Jupyter kernel for kdb+. Features include
- Syntax Highlighting for q
- Code completion for q keywords, .z/.h/.Q/.j namespace functions, and user defined variables
- Code help for q keywords and basic help (display and type information) for user defined objects
- script like execution of code (mulitline input)
- Inline display of charts created using embedPy and matplotlib
- console stdout/stderr capture and display in notebooks
- Inline loading and saving of scripts into and from notebook cells
- kdb+>= v3.5 64-bit
- Python >= 3.5
- embedPy
You can either
- Install jupyterq to run on your local machine; or
- Download or build a Docker image in which to run jupyterq
There are two ways to install jupyterq on your local machine:
-
Download and install a release
-
Install with Conda - recommended if you are already using Anaconda Python
-
Make sure you have installed embedPy
-
Download a release archive from the releases page, and unzip it.
-
Install the required Python packages with
pip
pip install -r requirements.txt
or with conda
conda install --file requirements.txt
-
Ensure QHOME is set and you have a working version of q in your PATH, note that jupyter will not pick up bash aliases when starting q, the location of the q executable needs to be in your PATH.
-
Run the install script
Linux/macOS
./install.sh
Windows
install.bat
-
Download and install either the full Anaconda distribution or Miniconda for Python3.
-
Use the
conda
to install jupyterq and it's dependencies
conda install -c kx jupyterq
- Ensure you can run q before running jupyterq for the first time, you may need to generate an on demand licence
q
...
q)\\
To run the jupyter console
jupyter console --kernel=qpk
To run the example notebook
jupyter notebook kdb+Notebooks.ipynb
If you have Docker installed you can alternatively run:
docker run -it -p 8888:8888 --name myjupyterq kxsys/jupyterq
Now point your browser at http://localhost:8888/notebooks/kdb%2BNotebooks.ipynb.

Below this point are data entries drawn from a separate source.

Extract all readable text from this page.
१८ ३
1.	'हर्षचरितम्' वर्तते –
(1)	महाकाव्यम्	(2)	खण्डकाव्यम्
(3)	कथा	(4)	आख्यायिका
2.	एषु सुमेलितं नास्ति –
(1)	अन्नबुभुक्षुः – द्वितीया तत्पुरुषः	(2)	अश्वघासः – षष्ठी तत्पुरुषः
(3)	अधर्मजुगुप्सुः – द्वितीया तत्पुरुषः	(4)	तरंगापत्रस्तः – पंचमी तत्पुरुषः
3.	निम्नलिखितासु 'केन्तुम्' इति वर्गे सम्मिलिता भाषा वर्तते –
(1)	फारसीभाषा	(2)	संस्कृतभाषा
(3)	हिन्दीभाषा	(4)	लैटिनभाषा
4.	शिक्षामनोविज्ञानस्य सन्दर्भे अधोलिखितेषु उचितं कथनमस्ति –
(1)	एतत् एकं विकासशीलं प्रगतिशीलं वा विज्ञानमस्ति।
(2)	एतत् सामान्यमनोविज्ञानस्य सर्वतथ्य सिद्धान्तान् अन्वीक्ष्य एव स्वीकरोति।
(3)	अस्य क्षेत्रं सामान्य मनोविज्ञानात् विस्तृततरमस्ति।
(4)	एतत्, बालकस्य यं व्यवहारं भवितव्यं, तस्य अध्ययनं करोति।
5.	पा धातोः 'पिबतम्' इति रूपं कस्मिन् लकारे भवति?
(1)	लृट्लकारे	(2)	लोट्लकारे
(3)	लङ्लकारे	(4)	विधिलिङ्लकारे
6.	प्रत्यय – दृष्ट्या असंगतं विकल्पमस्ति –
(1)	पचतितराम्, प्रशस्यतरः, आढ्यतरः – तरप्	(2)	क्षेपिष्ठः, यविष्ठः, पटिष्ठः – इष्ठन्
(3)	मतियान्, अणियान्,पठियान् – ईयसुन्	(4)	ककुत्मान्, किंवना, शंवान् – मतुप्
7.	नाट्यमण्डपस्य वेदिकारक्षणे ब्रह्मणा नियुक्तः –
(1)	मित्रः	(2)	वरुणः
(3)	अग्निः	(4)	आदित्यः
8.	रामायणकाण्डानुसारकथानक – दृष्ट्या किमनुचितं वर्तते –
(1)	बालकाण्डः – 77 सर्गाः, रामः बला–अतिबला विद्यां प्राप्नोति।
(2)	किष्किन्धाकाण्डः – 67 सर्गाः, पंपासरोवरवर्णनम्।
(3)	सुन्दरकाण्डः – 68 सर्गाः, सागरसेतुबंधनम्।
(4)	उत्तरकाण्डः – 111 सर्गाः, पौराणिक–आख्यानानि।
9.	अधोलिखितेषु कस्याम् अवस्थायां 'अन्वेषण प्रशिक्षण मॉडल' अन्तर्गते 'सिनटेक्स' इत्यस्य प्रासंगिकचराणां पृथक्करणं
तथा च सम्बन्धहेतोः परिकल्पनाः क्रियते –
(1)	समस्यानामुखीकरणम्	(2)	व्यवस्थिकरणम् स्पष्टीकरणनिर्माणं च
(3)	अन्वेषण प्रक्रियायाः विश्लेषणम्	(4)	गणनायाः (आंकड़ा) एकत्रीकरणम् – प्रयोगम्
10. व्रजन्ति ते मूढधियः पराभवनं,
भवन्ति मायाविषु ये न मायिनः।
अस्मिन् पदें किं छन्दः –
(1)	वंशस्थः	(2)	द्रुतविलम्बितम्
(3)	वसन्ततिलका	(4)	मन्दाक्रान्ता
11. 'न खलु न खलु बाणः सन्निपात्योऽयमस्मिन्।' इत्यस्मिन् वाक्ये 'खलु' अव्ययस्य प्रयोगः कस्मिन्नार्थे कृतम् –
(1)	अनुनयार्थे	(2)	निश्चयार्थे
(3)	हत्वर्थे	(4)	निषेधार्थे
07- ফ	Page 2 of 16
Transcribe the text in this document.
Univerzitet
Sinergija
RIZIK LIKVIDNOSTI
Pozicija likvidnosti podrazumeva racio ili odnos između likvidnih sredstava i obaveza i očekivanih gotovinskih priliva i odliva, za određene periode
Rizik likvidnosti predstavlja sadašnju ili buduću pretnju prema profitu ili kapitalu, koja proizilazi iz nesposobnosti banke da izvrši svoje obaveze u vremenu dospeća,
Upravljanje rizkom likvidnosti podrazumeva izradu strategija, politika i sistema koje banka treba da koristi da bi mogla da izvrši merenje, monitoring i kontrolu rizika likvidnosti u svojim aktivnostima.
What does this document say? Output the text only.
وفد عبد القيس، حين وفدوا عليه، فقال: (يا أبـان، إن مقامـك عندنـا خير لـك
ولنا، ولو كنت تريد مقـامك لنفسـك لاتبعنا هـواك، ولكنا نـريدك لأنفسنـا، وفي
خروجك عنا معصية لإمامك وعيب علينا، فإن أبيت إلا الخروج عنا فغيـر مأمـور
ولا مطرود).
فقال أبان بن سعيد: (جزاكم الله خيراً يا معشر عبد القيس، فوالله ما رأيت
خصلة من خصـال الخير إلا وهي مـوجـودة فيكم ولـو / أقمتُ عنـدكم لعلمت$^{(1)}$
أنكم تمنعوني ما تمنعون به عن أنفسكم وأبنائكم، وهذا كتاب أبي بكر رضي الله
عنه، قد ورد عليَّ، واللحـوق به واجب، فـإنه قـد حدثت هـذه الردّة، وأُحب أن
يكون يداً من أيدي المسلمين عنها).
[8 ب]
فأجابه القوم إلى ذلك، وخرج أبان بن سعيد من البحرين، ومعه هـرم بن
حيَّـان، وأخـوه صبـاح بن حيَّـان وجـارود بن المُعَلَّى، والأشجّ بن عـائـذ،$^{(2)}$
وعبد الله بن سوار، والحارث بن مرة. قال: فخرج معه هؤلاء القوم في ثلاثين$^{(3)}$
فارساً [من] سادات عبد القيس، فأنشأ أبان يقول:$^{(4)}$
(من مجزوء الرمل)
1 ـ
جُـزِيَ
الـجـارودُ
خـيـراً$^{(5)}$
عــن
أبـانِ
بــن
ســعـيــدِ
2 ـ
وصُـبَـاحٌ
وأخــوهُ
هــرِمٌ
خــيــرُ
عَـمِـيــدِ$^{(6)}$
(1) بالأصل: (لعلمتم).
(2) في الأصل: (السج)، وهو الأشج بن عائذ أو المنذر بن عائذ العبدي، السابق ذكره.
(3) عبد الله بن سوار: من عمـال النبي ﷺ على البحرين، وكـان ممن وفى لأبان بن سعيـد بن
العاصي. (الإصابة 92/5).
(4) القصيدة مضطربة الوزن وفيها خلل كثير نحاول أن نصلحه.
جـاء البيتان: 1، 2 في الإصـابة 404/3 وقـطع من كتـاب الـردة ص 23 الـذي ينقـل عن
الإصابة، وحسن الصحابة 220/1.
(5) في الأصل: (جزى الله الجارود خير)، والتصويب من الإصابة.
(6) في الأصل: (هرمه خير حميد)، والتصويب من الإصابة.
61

For subsequent runs, you will not be prompted to redo the license setup when calling:
docker start -ai myjupyterq
N.B. instructions regarding headless/presets are available
N.B. build instructions for the image are available
See the notebook kdb+Notebooks.ipynb for full interactive examples and explanation, it should be viewable on github.
Documentation is available on the jupyterq homepage.